Become stronger, Haseo. Strong enough to kill me.
- This is Erim's plan in Lufia: The Legend Returns: train a group of heroes strong enough to defeat the Sinistrals, including herself, in order to end the cycle of their resurrection.
- In Fire Emblem: Path of Radiance, The Black Knight Zelgius wishes to surpass his master, the legendary swordsman Gawain. The only problem with this is that "Gawain" is now Greil, who crippled his own sword hand after being consumed by a powerful chaotic magic in order to protect everyone from what had happened, The Black Knight killed his mentor, but felt empty doing so against such a husk of a man and spends the next two games preparing for a big fight with Ike, Greil's successor.
- In Dies Irae, a big reason to why Reinhard constantly leaves the main hero Ren alone is cause he wants him to reach the absolute height of his power. Main reason for this is that Reinhard have always been so unreasonably powerful that nothing in the world has ever given him a challenge or allowed him to experience defeat. Win or Lose, at the end of the day, he just wants to feel fulfilled.
- In The Wotch, it's clear that Xaos has enough power to take out Anne or Miranda (possibly both of them at once), as does Kohaine. He's explicitly testing Anne, wanting her to grow as strong as possible before stepping in and stealing her powers. Why he can't just take them now and be done with it...? It's revealed during the Hunting the Most Dangerous Game arc: Anne has Reality Warper powers capable of ripping apart dimensional boarders. However, it's incomplete.
- In The Order of the Stick, Xykon invokes this trope to Roy, offering to let him go so he could gain a few levels because "good heroes make good villains." Roy decides to fight him anyway. (Xykon then subverts the trope by going ahead and killing Roy. Don't worry: He gets brought back.)
- Later, General Tarquin does it too, letting Elan go even after he's tried to kill him. so he can gain some more levels, finish the current questline, and THEN come back to try again. His reasons are cleverer than most, however - he basically says that, should he lose in a climactic duel against a powerful hero, he'll go down in history as a legendary villain. And if he wins? Then he wins. Of course, the fact that he's Elan's father may also play a role in his decision because father-son feuds will make his legend even better!
- In Our Little Adventure, the Palm Tree Ghost tells Julie that the city of Everwood should be her next destination, but she'd probably want to spend some time gaming a level or three before proceeding there.

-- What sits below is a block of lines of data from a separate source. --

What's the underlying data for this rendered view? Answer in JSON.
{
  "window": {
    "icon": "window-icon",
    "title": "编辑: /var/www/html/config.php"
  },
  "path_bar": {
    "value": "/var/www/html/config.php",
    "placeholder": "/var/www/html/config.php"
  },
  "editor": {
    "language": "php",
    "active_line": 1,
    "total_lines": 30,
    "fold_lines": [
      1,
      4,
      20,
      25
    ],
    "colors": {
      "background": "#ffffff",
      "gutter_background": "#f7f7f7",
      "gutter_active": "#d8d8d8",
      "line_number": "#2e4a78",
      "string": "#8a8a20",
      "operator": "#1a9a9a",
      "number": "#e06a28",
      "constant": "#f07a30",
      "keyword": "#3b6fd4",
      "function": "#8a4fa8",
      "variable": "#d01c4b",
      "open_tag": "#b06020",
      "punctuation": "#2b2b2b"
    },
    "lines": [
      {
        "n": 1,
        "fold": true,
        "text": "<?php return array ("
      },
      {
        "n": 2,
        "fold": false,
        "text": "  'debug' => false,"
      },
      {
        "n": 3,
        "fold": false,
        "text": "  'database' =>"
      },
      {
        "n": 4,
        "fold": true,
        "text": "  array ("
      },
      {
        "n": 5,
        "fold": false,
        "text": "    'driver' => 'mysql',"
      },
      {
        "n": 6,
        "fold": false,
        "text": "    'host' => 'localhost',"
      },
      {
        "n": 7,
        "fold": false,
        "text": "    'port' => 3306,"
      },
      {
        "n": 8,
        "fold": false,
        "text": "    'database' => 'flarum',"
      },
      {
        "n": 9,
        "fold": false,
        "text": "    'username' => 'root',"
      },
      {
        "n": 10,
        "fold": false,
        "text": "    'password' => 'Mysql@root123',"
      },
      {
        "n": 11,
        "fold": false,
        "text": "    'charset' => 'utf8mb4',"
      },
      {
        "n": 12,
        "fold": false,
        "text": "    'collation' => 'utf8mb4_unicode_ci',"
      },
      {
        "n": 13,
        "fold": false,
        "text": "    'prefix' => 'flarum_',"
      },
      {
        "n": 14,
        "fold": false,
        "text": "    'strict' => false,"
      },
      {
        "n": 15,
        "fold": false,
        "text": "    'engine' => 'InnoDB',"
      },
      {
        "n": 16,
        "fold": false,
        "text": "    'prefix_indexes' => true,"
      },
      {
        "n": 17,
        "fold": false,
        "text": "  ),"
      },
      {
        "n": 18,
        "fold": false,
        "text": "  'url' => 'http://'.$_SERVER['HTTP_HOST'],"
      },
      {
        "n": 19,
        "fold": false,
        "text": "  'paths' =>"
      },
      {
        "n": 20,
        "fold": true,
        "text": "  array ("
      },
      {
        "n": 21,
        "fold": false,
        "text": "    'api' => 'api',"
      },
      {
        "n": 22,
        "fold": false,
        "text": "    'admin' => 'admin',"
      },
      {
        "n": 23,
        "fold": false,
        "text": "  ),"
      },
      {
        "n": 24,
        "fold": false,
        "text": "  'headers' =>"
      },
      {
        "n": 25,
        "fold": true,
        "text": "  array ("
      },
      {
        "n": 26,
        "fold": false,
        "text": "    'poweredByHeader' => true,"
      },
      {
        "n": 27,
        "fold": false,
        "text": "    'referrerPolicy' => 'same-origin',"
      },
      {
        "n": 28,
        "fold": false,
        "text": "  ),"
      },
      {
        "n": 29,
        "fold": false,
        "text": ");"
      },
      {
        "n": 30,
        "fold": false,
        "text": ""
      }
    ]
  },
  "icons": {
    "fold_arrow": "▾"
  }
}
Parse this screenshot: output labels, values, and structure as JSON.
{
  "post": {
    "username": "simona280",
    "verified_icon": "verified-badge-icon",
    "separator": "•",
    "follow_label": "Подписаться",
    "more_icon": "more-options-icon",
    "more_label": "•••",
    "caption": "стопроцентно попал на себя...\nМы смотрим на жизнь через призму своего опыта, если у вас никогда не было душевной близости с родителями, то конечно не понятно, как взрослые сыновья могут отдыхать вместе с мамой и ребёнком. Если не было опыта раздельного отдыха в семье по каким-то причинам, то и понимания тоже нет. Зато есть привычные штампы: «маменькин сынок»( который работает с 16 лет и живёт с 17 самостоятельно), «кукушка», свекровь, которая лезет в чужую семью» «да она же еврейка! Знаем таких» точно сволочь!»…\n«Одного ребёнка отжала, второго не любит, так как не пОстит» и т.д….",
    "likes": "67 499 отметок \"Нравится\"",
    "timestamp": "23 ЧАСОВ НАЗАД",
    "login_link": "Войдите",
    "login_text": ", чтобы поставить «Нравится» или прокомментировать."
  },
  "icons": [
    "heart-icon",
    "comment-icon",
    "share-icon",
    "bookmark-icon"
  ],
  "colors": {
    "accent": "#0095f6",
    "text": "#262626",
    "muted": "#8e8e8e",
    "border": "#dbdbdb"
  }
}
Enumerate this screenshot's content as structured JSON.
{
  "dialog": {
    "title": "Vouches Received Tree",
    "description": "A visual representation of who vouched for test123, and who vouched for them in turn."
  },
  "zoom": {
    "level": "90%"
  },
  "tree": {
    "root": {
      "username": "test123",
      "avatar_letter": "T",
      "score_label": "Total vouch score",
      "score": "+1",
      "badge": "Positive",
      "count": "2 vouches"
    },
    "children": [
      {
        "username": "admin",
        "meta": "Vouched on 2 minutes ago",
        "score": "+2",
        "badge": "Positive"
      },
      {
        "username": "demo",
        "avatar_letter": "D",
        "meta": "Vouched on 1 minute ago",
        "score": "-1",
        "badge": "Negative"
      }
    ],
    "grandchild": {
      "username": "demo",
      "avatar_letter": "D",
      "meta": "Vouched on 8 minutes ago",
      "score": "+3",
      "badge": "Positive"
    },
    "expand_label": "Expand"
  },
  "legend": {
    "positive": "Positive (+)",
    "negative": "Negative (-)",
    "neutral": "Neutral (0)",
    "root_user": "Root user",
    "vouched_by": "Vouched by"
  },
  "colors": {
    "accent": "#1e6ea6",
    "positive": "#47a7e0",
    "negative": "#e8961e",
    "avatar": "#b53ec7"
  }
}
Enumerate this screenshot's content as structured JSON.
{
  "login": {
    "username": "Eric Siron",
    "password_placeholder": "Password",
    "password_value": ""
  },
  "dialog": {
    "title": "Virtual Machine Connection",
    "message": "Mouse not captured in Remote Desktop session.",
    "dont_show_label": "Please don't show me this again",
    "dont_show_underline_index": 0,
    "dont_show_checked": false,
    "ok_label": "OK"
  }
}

Made explicit later, when they discover that the second Magicant piece was far closer to their original starting point than the first They're told that although that piece was closer, the monsters in that area were far stronger, and they would have been slaughtered had they tried for the closer one first.
- A variant on this shows up in 8-Bit Theater, when Sarda reveals that the true purpose of the Light Warriors' questing was to make them as strong as possible, just so they would know that not even that much strength could stop him from killing them.